Nevertheless the tycoons are developing a sense of ownership. Says Potanin: "The period of initial accumulation of capital is over. The emphasis has shifted from accumulation of assets to sorting them out and to managing the business. Norilsk Nickel is the company we are planning to live with for a long time, investing in it, developing it and capitalising it."

In contrast to the early 1990s, Russians are putting more money into their business than they are taking out of the country. A recent report by Morgan Stanley Dean Witter says the first half of 2000 saw a big decline in capital flight. There is even some reinvestment of Russian offshore capital.

Economists, politicians and entrepreneurs all say Russian capitalism is entering a new phase. Yegor Gaidar, the former prime minister who played an important role in the initiation of Russia's market reforms, believes that the roots of the country's 7 per cent economic growth lie deeper than high commodity prices and the devaluation of the rouble. He says: "Russia has made a journey which other eastern bloc countries made three to four years ago. Market institutions and property rights are established in Russia, even if the future of democracy is less certain. Not a single party in parliament-not even the communists-want the liquidation of the market and private property."
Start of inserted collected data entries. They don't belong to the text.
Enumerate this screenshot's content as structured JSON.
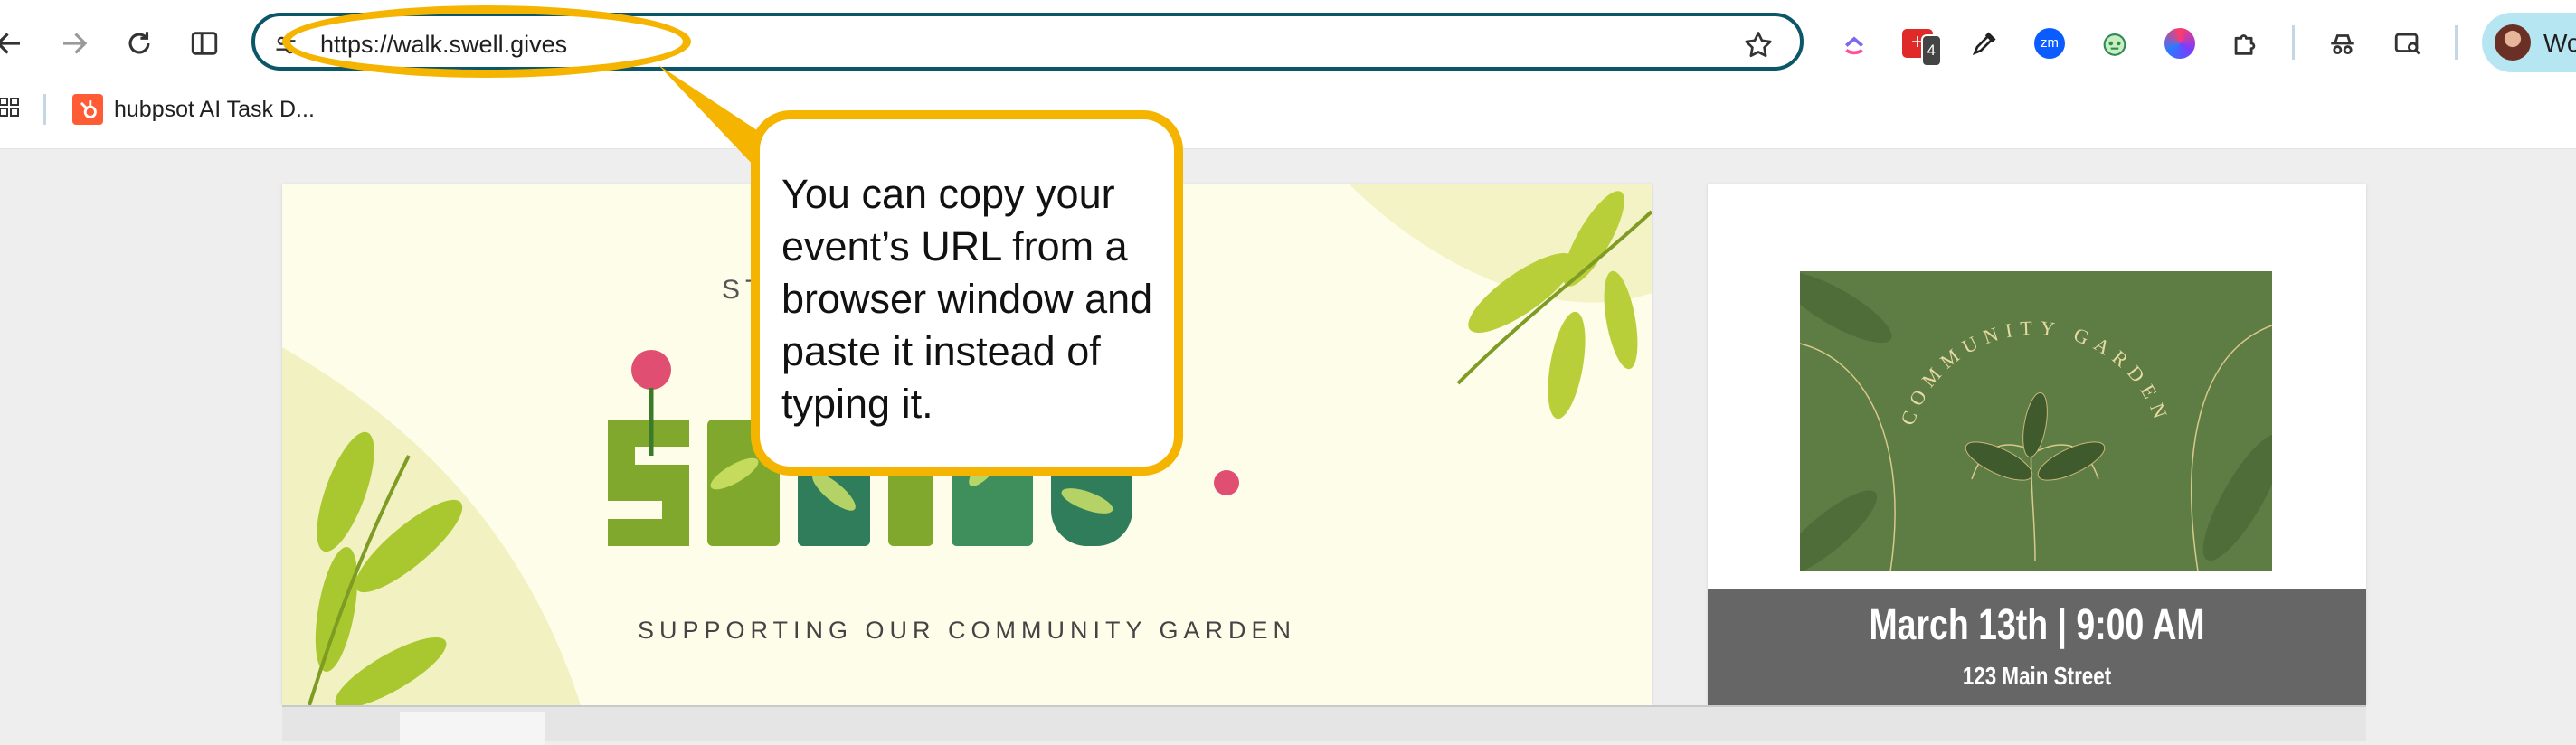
{
  "browser": {
    "url": "https://walk.swell.gives",
    "extensions": {
      "badge_count": "4",
      "zoom_label": "zm"
    },
    "profile_label": "Wo",
    "bookmarks": [
      {
        "label": "hubpsot AI Task D..."
      }
    ],
    "colors": {
      "omnibox_border": "#0b5768",
      "profile_bg": "#b7e6f3"
    }
  },
  "page": {
    "hero": {
      "kicker": "ST",
      "subtitle": "SUPPORTING OUR COMMUNITY GARDEN"
    },
    "event_card": {
      "image_title": "COMMUNITY GARDEN",
      "date_time": "March 13th | 9:00 AM",
      "address": "123 Main Street"
    }
  },
  "annotation": {
    "callout_text": "You can copy your event’s URL from a browser window and paste it instead of typing it.",
    "color": "#f4b400"
  }
}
When a team of pro-market reformers, led by Gaidar and Anatoly Chubais, started the privatisation process they did not have any illusions about the system they were creating. Their job, says Gaidar, was to prevent the transfer of state property to red directors.

The subsequent infamous loans-for-shares scheme, which traded state property for political support, may have stopped red directors from gaining control over state property, but it transferred Russia's industrial behemoths into the hands of a small group of politically-connected oligarchs who had milked the cash-flows from their companies and deposited the proceeds in Swiss bank accounts.
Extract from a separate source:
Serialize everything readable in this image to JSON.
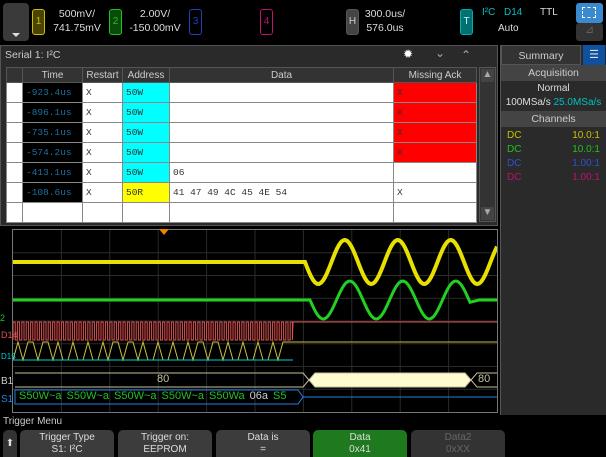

Chubais explains: "The loans-for-shares privatisation did not aim to solve an economic problem, the aim was political-to help Yeltsin defeat the communists in 1996. The 1995 auctions of state property-unacceptable from the point of view of the civilised world-created a class of businessman who, a year later, coughed up money for Yeltsin's elections."

But neither Gaidar, nor Chubais anticipated the size of damage, which the oligarchs would cause to the country's economy and the degree to which they would undermine civilised values. Largely thanks to the oligarchs the word "businessman" became associated with "crook" in the Russian language.
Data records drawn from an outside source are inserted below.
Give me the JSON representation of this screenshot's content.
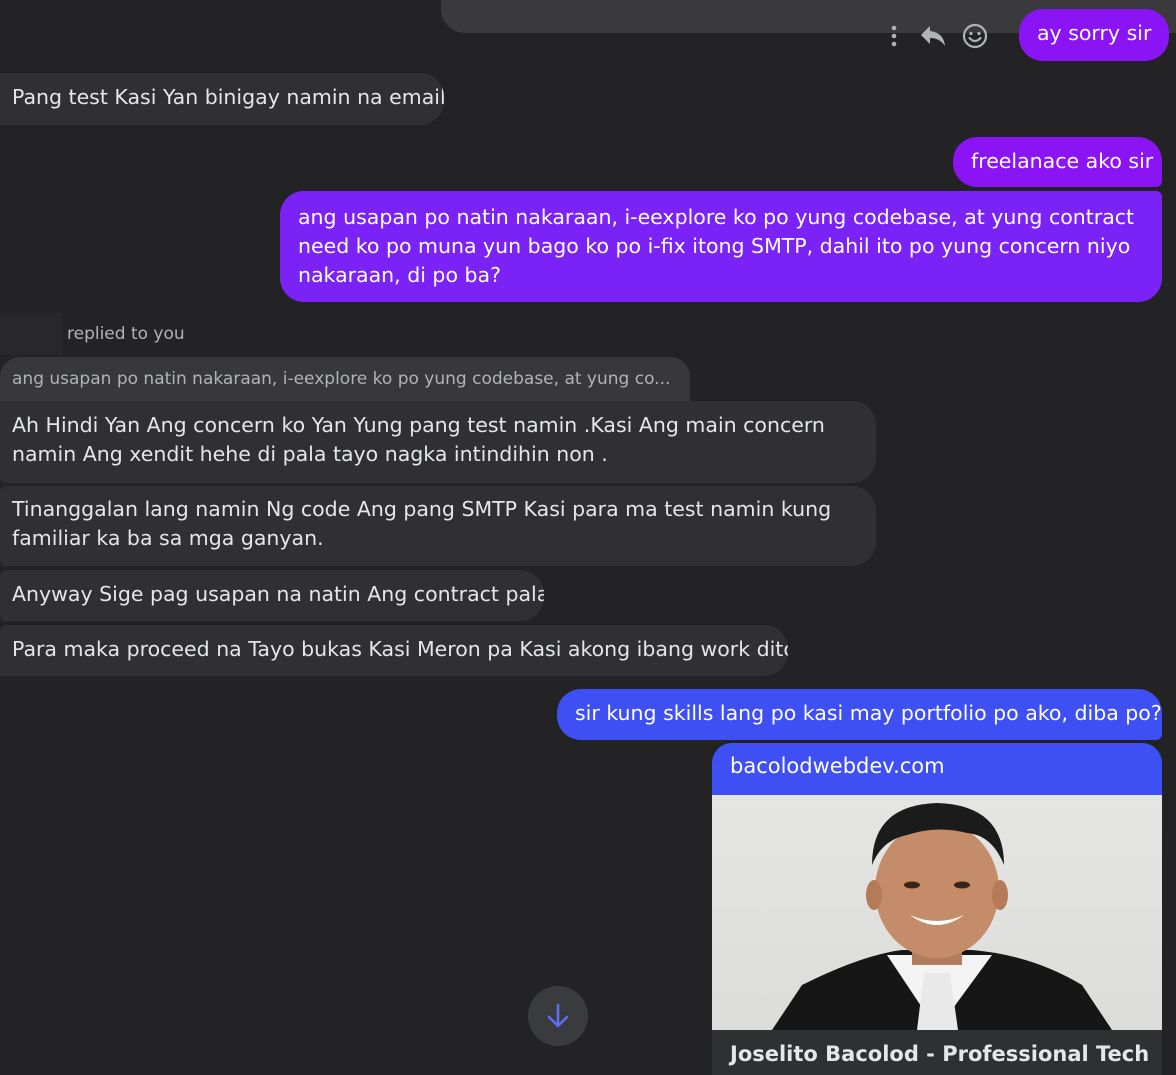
{
  "messages": {
    "ay_sorry": "ay sorry sir",
    "pang_test": "Pang test Kasi Yan binigay namin na email",
    "freelance": "freelanace ako sir",
    "usapan_line1": "ang usapan po natin nakaraan, i-eexplore ko po yung codebase, at yung contract",
    "usapan_line2": "need ko po muna yun bago ko po i-fix itong SMTP, dahil ito po yung concern niyo",
    "usapan_line3": "nakaraan, di po ba?",
    "reply_label": "replied to you",
    "quoted_text": "ang usapan po natin nakaraan, i-eexplore ko po yung codebase, at yung co...",
    "hindi_line1": "Ah Hindi Yan Ang concern ko Yan Yung pang test namin .Kasi Ang main concern",
    "hindi_line2": "namin Ang xendit hehe di pala tayo nagka intindihin non .",
    "tinanggalan_line1": "Tinanggalan lang namin Ng code Ang pang SMTP Kasi para ma test namin kung",
    "tinanggalan_line2": "familiar ka ba sa mga ganyan.",
    "anyway": "Anyway Sige pag usapan na natin Ang contract pala",
    "para_maka": "Para maka proceed na Tayo bukas Kasi Meron pa Kasi akong ibang work dito",
    "skills": "sir kung skills lang po kasi may portfolio po ako, diba po?"
  },
  "link_preview": {
    "domain": "bacolodwebdev.com",
    "title": "Joselito Bacolod - Professional Tech"
  },
  "colors": {
    "background": "#232325",
    "incoming_bubble": "#303032",
    "outgoing_purple": "#8a14f4",
    "outgoing_blue": "#3e4ff3"
  },
  "icons": [
    "more-vertical-icon",
    "reply-icon",
    "emoji-icon",
    "arrow-down-icon"
  ]
}
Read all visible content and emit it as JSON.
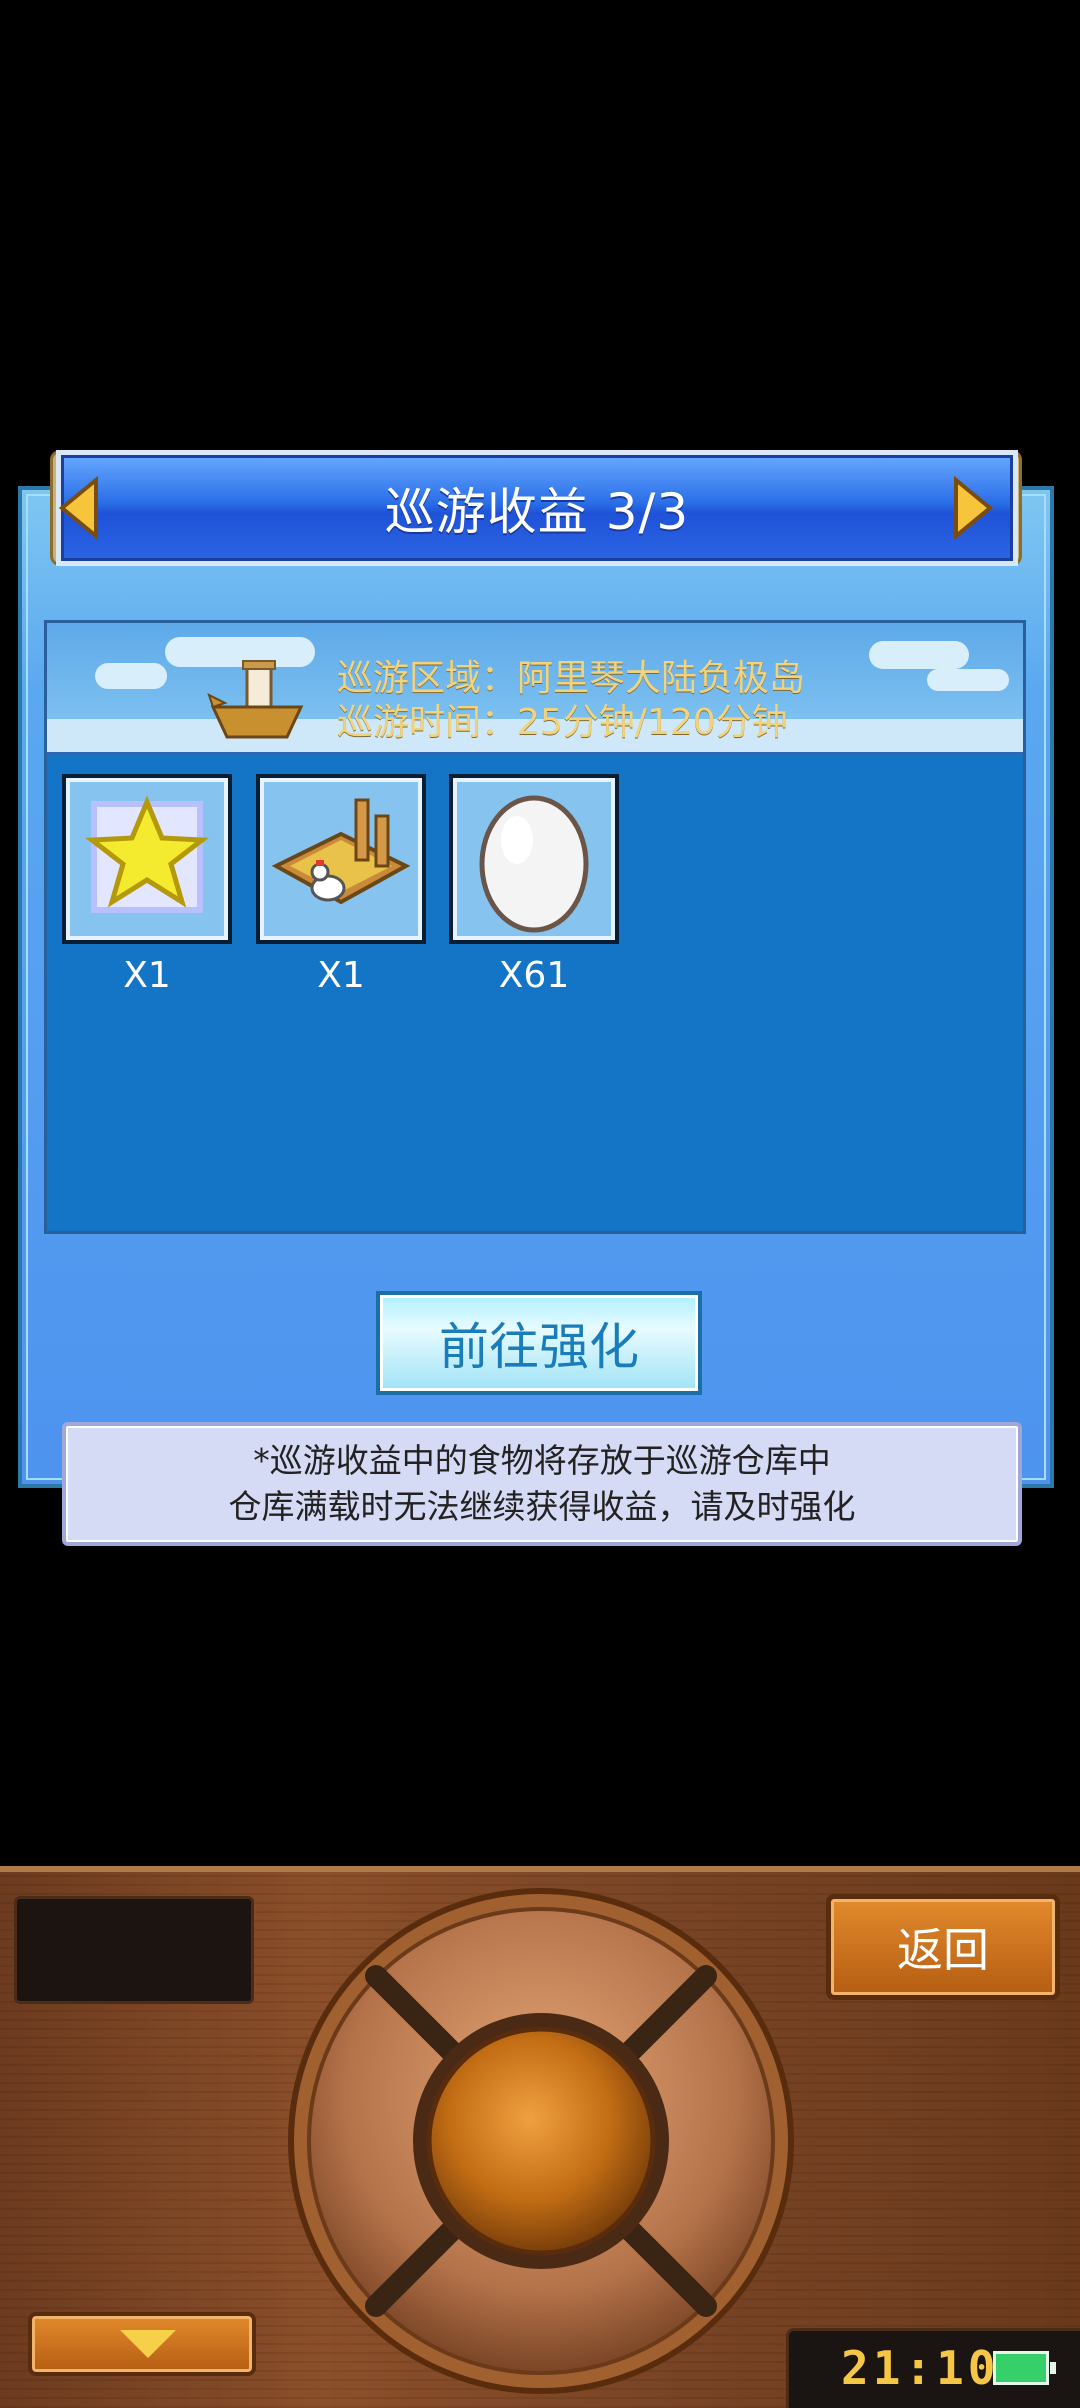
{
  "dialog": {
    "title": "巡游收益 3/3",
    "info": {
      "area": "巡游区域：阿里琴大陆负极岛",
      "time": "巡游时间：25分钟/120分钟"
    },
    "rewards": [
      {
        "icon": "star-icon",
        "count": "X1"
      },
      {
        "icon": "chicken-coop-icon",
        "count": "X1"
      },
      {
        "icon": "egg-icon",
        "count": "X61"
      }
    ],
    "upgrade_label": "前往强化",
    "notice_line1": "*巡游收益中的食物将存放于巡游仓库中",
    "notice_line2": "仓库满载时无法继续获得收益，请及时强化"
  },
  "controller": {
    "back_label": "返回",
    "clock": "21:10"
  },
  "colors": {
    "title_blue": "#2b6fe8",
    "panel_blue": "#1475c6",
    "info_gold": "#f0d37c",
    "wood": "#8b4f2a",
    "button_orange": "#e28a2c"
  }
}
Nevertheless, almost ten years on from the first privatisation, there are signs that effective managers and owners are now making a significant impact. Take Severtstal, one of the county's largest steel producer. Thanks to its team of young managers, an inefficient Soviet behemoth-a product of Stalin's crash industrialisation-has been transformed into a modern steel-maker, one of Russia's best managed companies. Alexei Mordashov, Severstal's 35-year-old director, belongs to the emerging generation of well-educated Russian managers who were brought up on Gaidar's reforms.

The past few years have also seen the growth of new businesses created from scratch which are geared to adding value rather than exporting the country's natural resources. Anatoly Karachinsky, head of the country's largest information technology group, IBS, is typical. His company is responsible for IT consulting for Russian and multinational companies and so he closely observes the changing values of Russian business. "Until recently the main objective was to grab as much as possible. Now at least some owners of privatised companies are focusing on how to manage them," he says.

The country may have passed the first phase in its capitalist development, but the problems it faces in the second phase are considerable. Russia's legal system still adheres to the Soviet model while the banking system barely exists. And while the election of President Putin may have confirmed Russia's commitment to market reforms, it has not confirmed a commitment to openness and liberalism.

Solving these problems could take decades, but for people in Norilsk, beyond the arctic circle, warm bus shelters will make waiting for Russia to become a properly functioning capitalist state a bit more bearable.